Formulation and Evoluation of Certain Topically Appied Drugs

Formulation and Characterization of Gliclazide Solid Dispersions.The purpose of this study was to improve the dissolution of Gliclazide (Glz) for enhancing its bioavailability and therapeutic efficacy.Physical mixtures (PMs) and solid dispersions (SDs) of Glz with each of polyethylene glycol 4000 (PEG 4000) and polyethylene glycol 6000 (PEG 6000) in ratios 10: 90, 8: 92, 5: 95 and 1: 99 (drug-to-carrier w/w) were prepared. Glucose (glu) and urea (UR) in ratios 1:1, 1:2, 1: 3, 1: 5 and 1: 10 (drug-to-carrier w/w) were also prepared.
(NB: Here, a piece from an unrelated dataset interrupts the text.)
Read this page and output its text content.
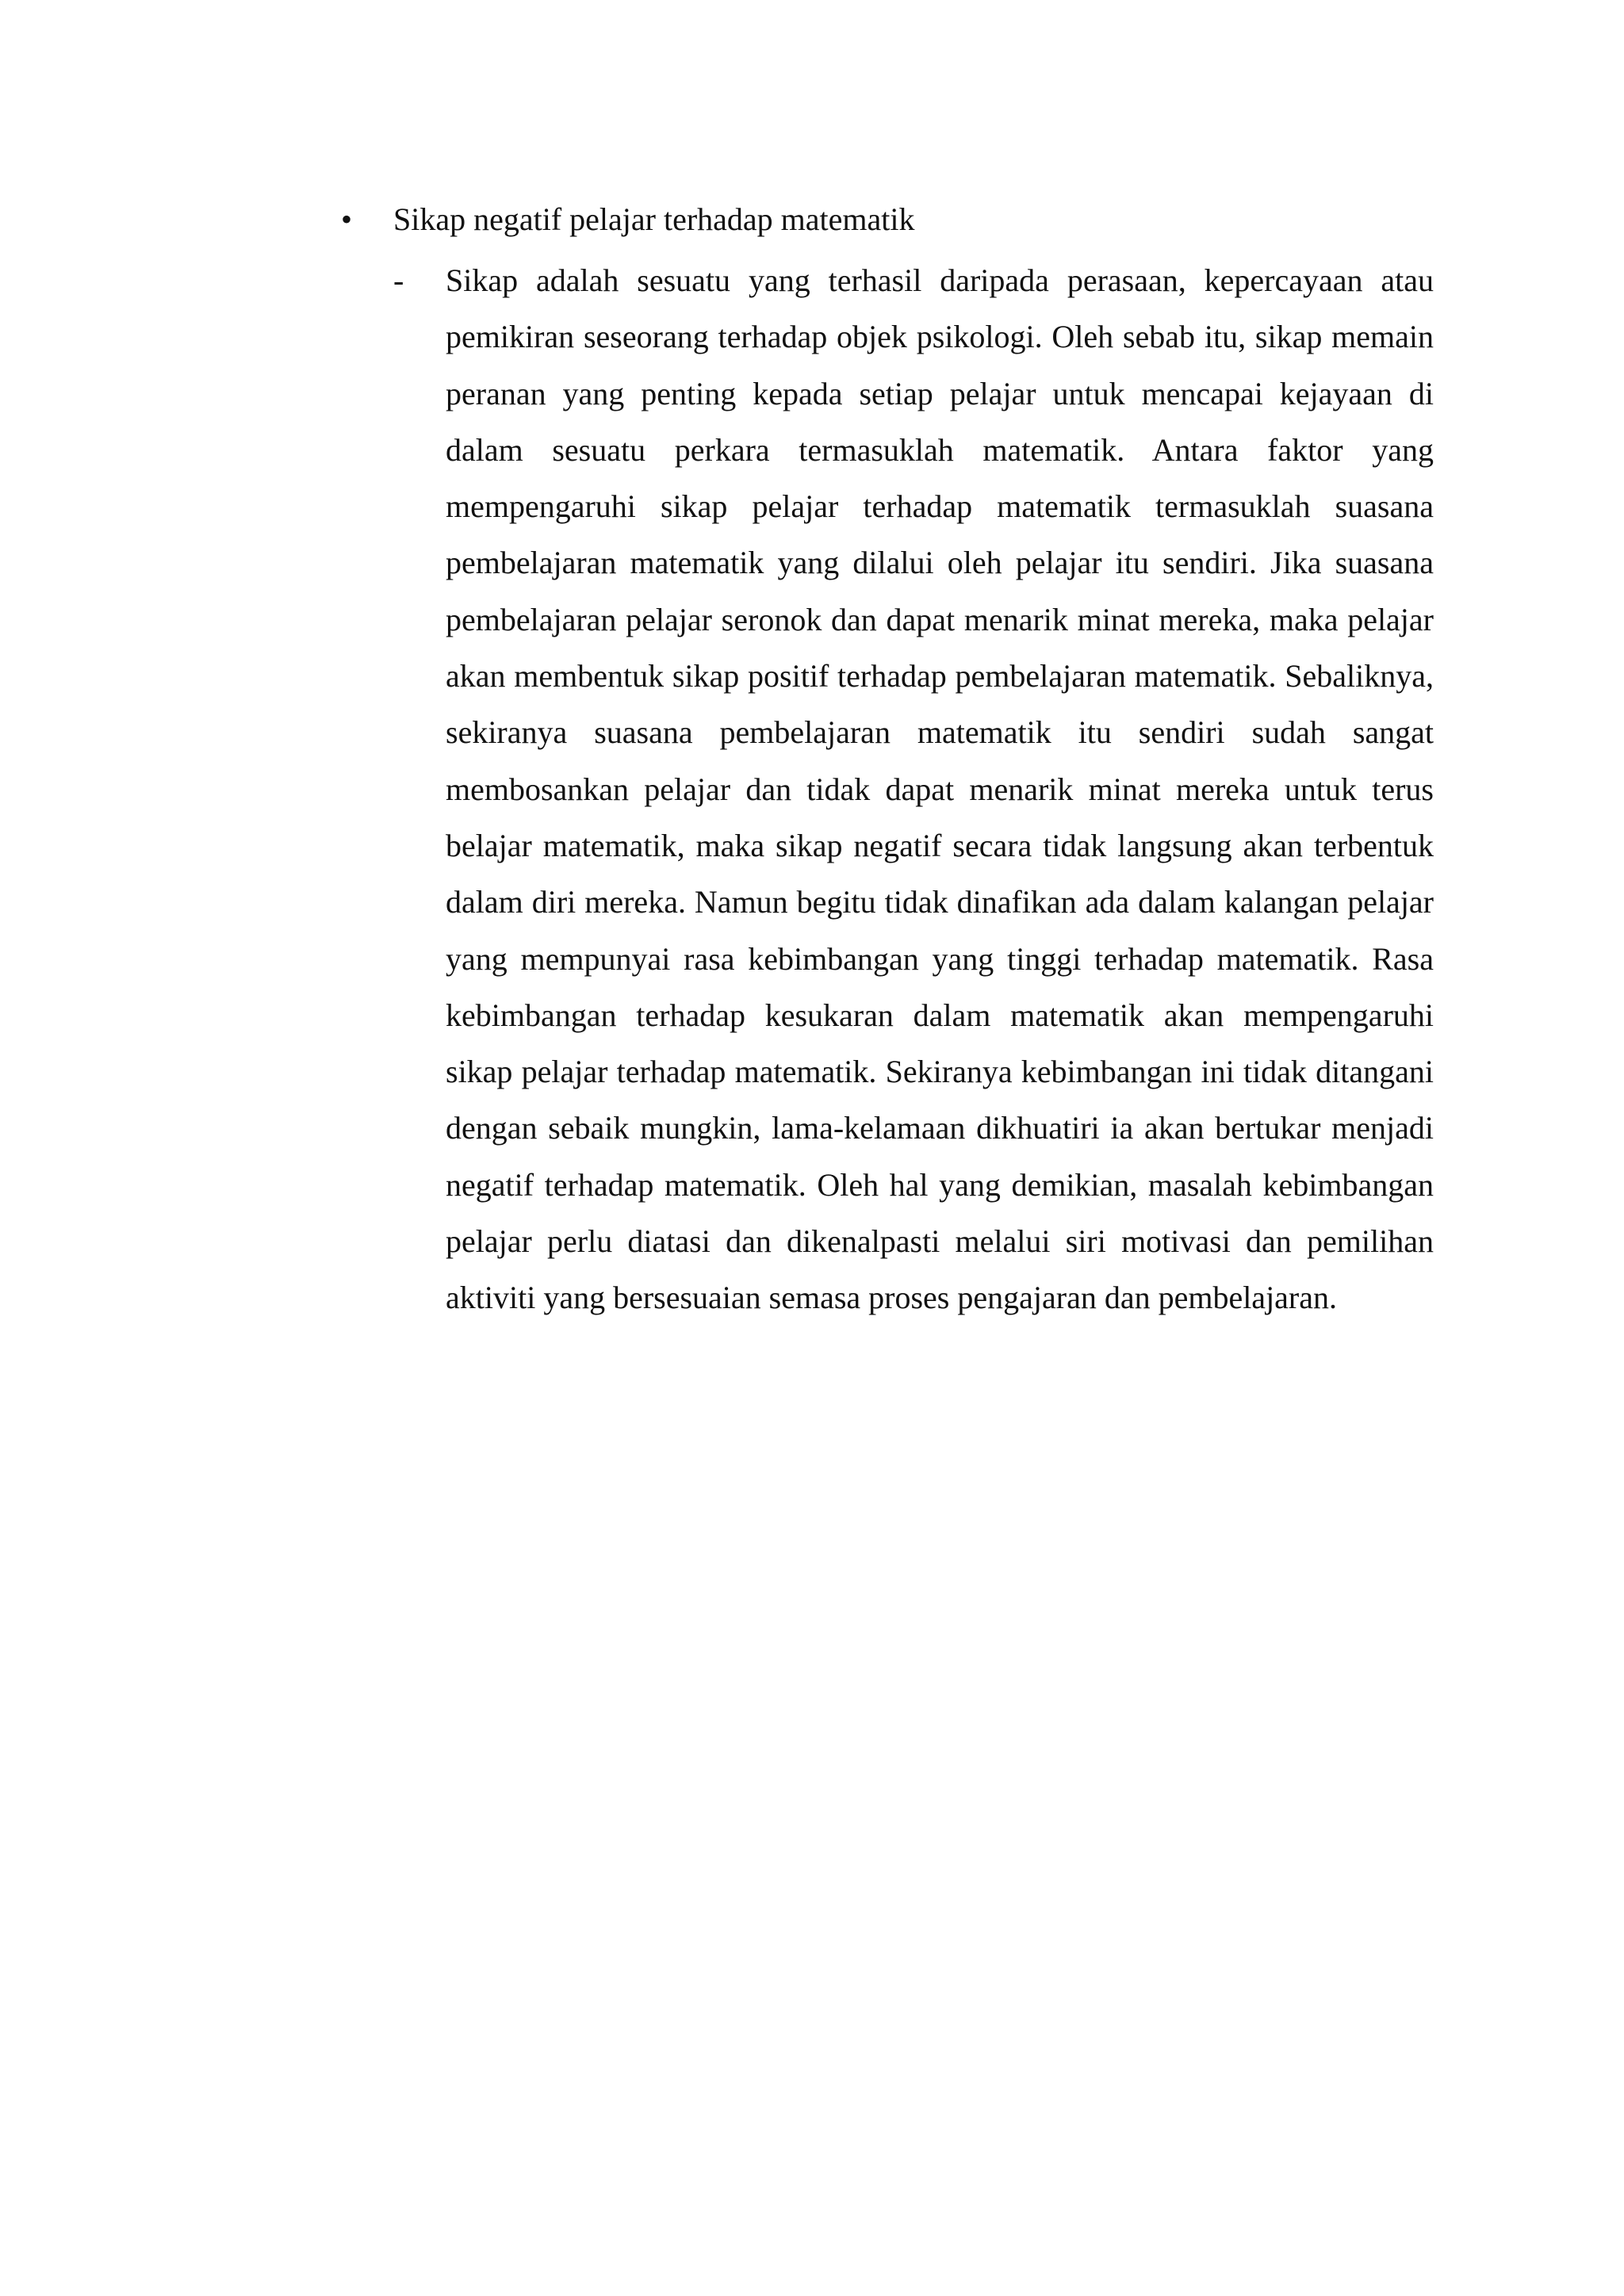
•	Sikap negatif pelajar terhadap matematik
-	Sikap adalah sesuatu yang terhasil daripada perasaan, kepercayaan atau pemikiran seseorang terhadap objek psikologi. Oleh sebab itu, sikap memain peranan yang penting kepada setiap pelajar untuk mencapai kejayaan di dalam sesuatu perkara termasuklah matematik. Antara faktor yang mempengaruhi sikap pelajar terhadap matematik termasuklah suasana pembelajaran matematik yang dilalui oleh pelajar itu sendiri. Jika suasana pembelajaran pelajar seronok dan dapat menarik minat mereka, maka pelajar akan membentuk sikap positif terhadap pembelajaran matematik. Sebaliknya, sekiranya suasana pembelajaran matematik itu sendiri sudah sangat membosankan pelajar dan tidak dapat menarik minat mereka untuk terus belajar matematik, maka sikap negatif secara tidak langsung akan terbentuk dalam diri mereka. Namun begitu tidak dinafikan ada dalam kalangan pelajar yang mempunyai rasa kebimbangan yang tinggi terhadap matematik. Rasa kebimbangan terhadap kesukaran dalam matematik akan mempengaruhi sikap pelajar terhadap matematik. Sekiranya kebimbangan ini tidak ditangani dengan sebaik mungkin, lama-kelamaan dikhuatiri ia akan bertukar menjadi negatif terhadap matematik. Oleh hal yang demikian, masalah kebimbangan pelajar perlu diatasi dan dikenalpasti melalui siri motivasi dan pemilihan aktiviti yang bersesuaian semasa proses pengajaran dan pembelajaran.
All SDs were prepared by solvent evaporation method. The equilibrium solubility of Glz in presence of different concentrations of the above mentioned carriers was determined at 25°C and the influence of different pH on the solubility of Glz was also examined. The dissolution of all prepared samples (PMs and SDs) was carried out in media of pure distilled water pH 6.5. All SDs and PMs as well as individual components were subjected to inspection by FTIR spectroscopy, DSC and X-ray powder diffraction.The results revealed that, the aqueous solubility of Glz was favoured by the presence of PEG 4000 and PEG 6000 while the aqueous solubility was slightly improved when glu or UR was used as a carrier. The solubility of Glz increased with increasing pH (higher in alkaline medium rather than acidic one). The type of carrier and drug to carrier ratio had great influence on the rate and extent of dissolution of Glz from its SDs. All the investigated carriers improved the dissolution rate of Glz. The highest rates were obtained from PEG 6000 followed by PEG 4000, glu and finally UR SDs at mixing ratios of (1:99), (1:99), (1:10) and (1:10) respectively. Physical characterization of all systems prepared revealed structural changes in the prepared SDs from the plain drug, which may account for increased dissolution rates.